S’adapter à la représentation de la motivation

La motivation est l’aboutissement d’un processus complexe, qui donne l’énergie de mener des efforts tangibles pour réaliser quelque chose. Il n’est pas question de la symboliser par un salarié bouillonnant qui se rue, exalté, sur son ouvrage, mais bien par quelqu’un de suffisamment satisfait pour agir avec nous, dans la durée, de manière efficiente.

Tout le monde n’est pas motivé tout le temps, ni pour les mêmes choses ni de la même manière. Rémunération, reconnaissance, adhésion sont les clés sacrées de l’engagement, nous dit-on de longue date. Sauf que les chiffres de l’absentéisme et du bore-out montrent combien se fier à ces trois piliers est loin de suffire.

Remplacer la carotte et le bâton par du terreau

Si une chose est certaine, dans ce registre parfois énigmatique de l’inspiration au travail, c’est qu’il est impossible d’ordonner aux équipes d’être motivées ! Pas plus que la menace du bâton, ou la promesse de la récompense ne font sens dans la durée.

Ce que nous pouvons chercher à atteindre, en revanche, c’est que l’implication se déclenche et se maintienne. Cela revient, en quelques sortes, à considérer un terreau fertile, voué à nourrir et permettre le développement, et dont il faudrait protéger les microcomposants pour qu’il reste valable. La motivation est une logique multifactorielle, avec des critères cumulatifs qui s’adaptent au fil des événements.

 

Positiver pour motiver

Débroussaillez ce qui démotive

Sur le terrain, cela se traduit en opérant par la positive, dans une marche en avant qui construit. Plutôt que démultiplier les facteurs dits motivants, il s’agit de réfléchir aussi à la meilleure façon d’éliminer ce qui démotive. Le refus massif des salariés aujourd’hui vise une mauvaise qualité de vie. Le rôle du manager est fondamental, pour communiquer et intervenir sur ce qui perturbe.

Sélectionner les activateurs de motivation durables

Les années 2000 ont pris le tournant de l’individualité, la relation au travail a changé de visage. Le collaborateur sachant mieux que quiconque ce qui l’anime, il est dès lors peu réceptif, voire agacé, par les vieilles recettes telles que l’équation objectif / évaluation / prime. Les conditions matérielles sont des « facteurs d’hygiène ». Ils limitent l’insatisfaction, sans accroître, ou pas durablement, la satisfaction. Inversement, les « facteurs moteurs » sont des leviers puissants pour faire naître la motivation sans enchères. Que sont ces moteurs ? La capacité de compréhension et de décision sur des actions précises, l’aptitude de l’encadrant à remercier, hors des discours annuels. En bref, le sens au travail.

 

Adapter sa stratégie motivationnelle

Donner du sens au travail

La quête de sens dans le travail est à l’honneur. Elle pointe du même coup l’organisation globale de l’entreprise. Encline à maîtriser, modéliser, elle confère une part grandissante de l’activité à la production d’une marée de données. Loin du cœur de métier, au centre des mesures et évaluations, le collaborateur perd la mise en perspective de sa mission. C’est ce que nous raconte le Brown out, cet état de décrochage mental dans lequel l’enjeu se réduit à pouvoir dire que le job est accompli, la qualité ou l’utilité qu’il comporte n’important pas.

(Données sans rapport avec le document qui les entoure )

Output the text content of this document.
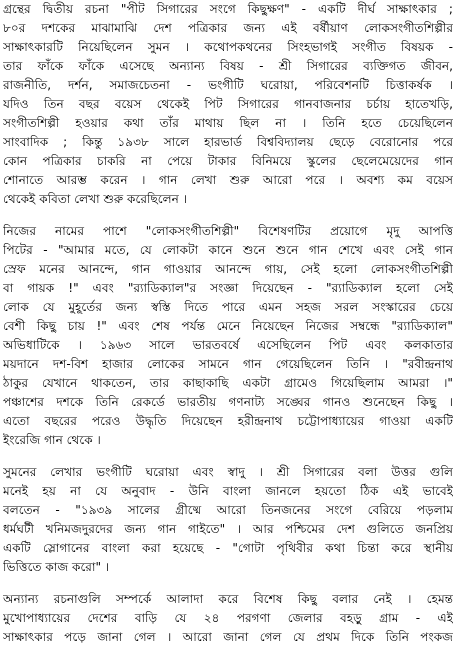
গ্রন্থের দ্বিতীয় রচনা "পীট সিগারের সংগে কিছুক্ষণ" - একটি দীর্ঘ সাক্ষাৎকার ;
৮০র দশকের মাঝামাঝি দেশ পত্রিকার জন্য এই বর্ষীয়াণ লোকসংগীতশিল্পীর
সাক্ষাৎকারটি নিয়েছিলেন সুমন । কথোপকথনের সিংহভাগই সংগীত বিষয়ক -
তার ফাঁকে ফাঁকে এসেছে অন্যান্য বিষয় - শ্রী সিগারের ব্যক্তিগত জীবন,
রাজনীতি, দর্শন, সমাজচেতনা - ভংগীটি ঘরোয়া, পরিবেশনটি চিত্তাকর্ষক ।
যদিও তিন বছর বয়েস থেকেই পিট সিগারের গানবাজনার চর্চায় হাতেখড়ি,
সংগীতশিল্পী হওয়ার কথা তাঁর মাথায় ছিল না । তিনি হতে চেয়েছিলেন
সাংবাদিক ; কিন্তু ১৯৩৮ সালে হারভার্ড বিশ্ববিদ্যালয় ছেড়ে বেরোনোর পরে
কোন পত্রিকার চাকরি না পেয়ে টাকার বিনিময়ে স্কুলের ছেলেমেয়েদের গান
শোনাতে আরম্ভ করেন । গান লেখা শুরু আরো পরে । অবশ্য কম বয়েস
থেকেই কবিতা লেখা শুরু করেছিলেন ।
নিজের নামের পাশে "লোকসংগীতশিল্পী" বিশেষণটির প্রয়োগে মৃদু আপত্তি
পিটের - "আমার মতে, যে লোকটা কানে শুনে শুনে গান শেখে এবং সেই গান
স্রেফ মনের আনন্দে, গান গাওয়ার আনন্দে গায়, সেই হলো লোকসংগীতশিল্পী
বা গায়ক !" এবং "র‍্যাডিক্যাল"র সংজ্ঞা দিয়েছেন - "র‍্যাডিক্যাল হলো সেই
লোক যে মুহূর্তের জন্য স্বস্তি দিতে পারে এমন সহজ সরল সংস্কারের চেয়ে
বেশী কিছু চায় !" এবং শেষ পর্যন্ত মেনে নিয়েছেন নিজের সম্বন্ধে "র‍্যাডিক্যাল"
অভিধাটিকে । ১৯৬৩ সালে ভারতবর্ষে এসেছিলেন পিট এবং কলকাতার
ময়দানে দশ-বিশ হাজার লোকের সামনে গান গেয়েছিলেন তিনি । "রবীন্দ্রনাথ
ঠাকুর যেখানে থাকতেন, তার কাছাকাছি একটা গ্রামেও গিয়েছিলাম আমরা ।"
পঞ্চাশের দশকে তিনি রেকর্ডে ভারতীয় গণনাট্য সঙ্ঘের গানও শুনেছেন কিছু ।
এতো বছরের পরেও উদ্ধৃতি দিয়েছেন হরীন্দ্রনাথ চট্টোপাধ্যায়ের গাওয়া একটি
ইংরেজি গান থেকে ।
সুমনের লেখার ভংগীটি ঘরোয়া এবং স্বাদু । শ্রী সিগারের বলা উত্তর গুলি
মনেই হয় না যে অনুবাদ - উনি বাংলা জানলে হয়তো ঠিক এই ভাবেই
বলতেন - "১৯৩৯ সালের গ্রীষ্মে আরো তিনজনের সংগে বেরিয়ে পড়লাম
ধর্মঘটী খনিমজদুরদের জন্য গান গাইতে" । আর পশ্চিমের দেশ গুলিতে জনপ্রিয়
একটি স্লোগানের বাংলা করা হয়েছে - "গোটা পৃথিবীর কথা চিন্তা করে স্থানীয়
ভিত্তিতে কাজ করো" ।
অন্যান্য রচনাগুলি সম্পর্কে আলাদা করে বিশেষ কিছু বলার নেই । হেমন্ত
মুখোপাধ্যায়ের দেশের বাড়ি যে ২৪ পরগণা জেলার বহড়ু গ্রাম - এই
সাক্ষাৎকার পড়ে জানা গেল । আরো জানা গেল যে প্রথম দিকে তিনি পংকজ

Communiquer avec transparence

L’exigence de transparence a pris une ampleur inattendue au gré des situations de crise. Le travailleur souhaite être informé et lui-même pouvoir informer. Mais attention, d’une part cela n’a rien à voir avec la surcommunication, lointaine, encouragée par le numérique et la virtualité (trop, cela finit par devenir vide, voir notre article sur la prise de parole en ligne). D’autre part, cela comporte une communication qui positive, solutionne, donnant la faveur à l’optimisme constructif.

Nos grands-parents n’étaient pas motivés par les mêmes arguments que les nôtres, l’évidence s’impose dans la gestion des équipes. Désormais, le manager, un peu jardinier, un peu chef d’orchestre, n’est plus seulement garant d’une production.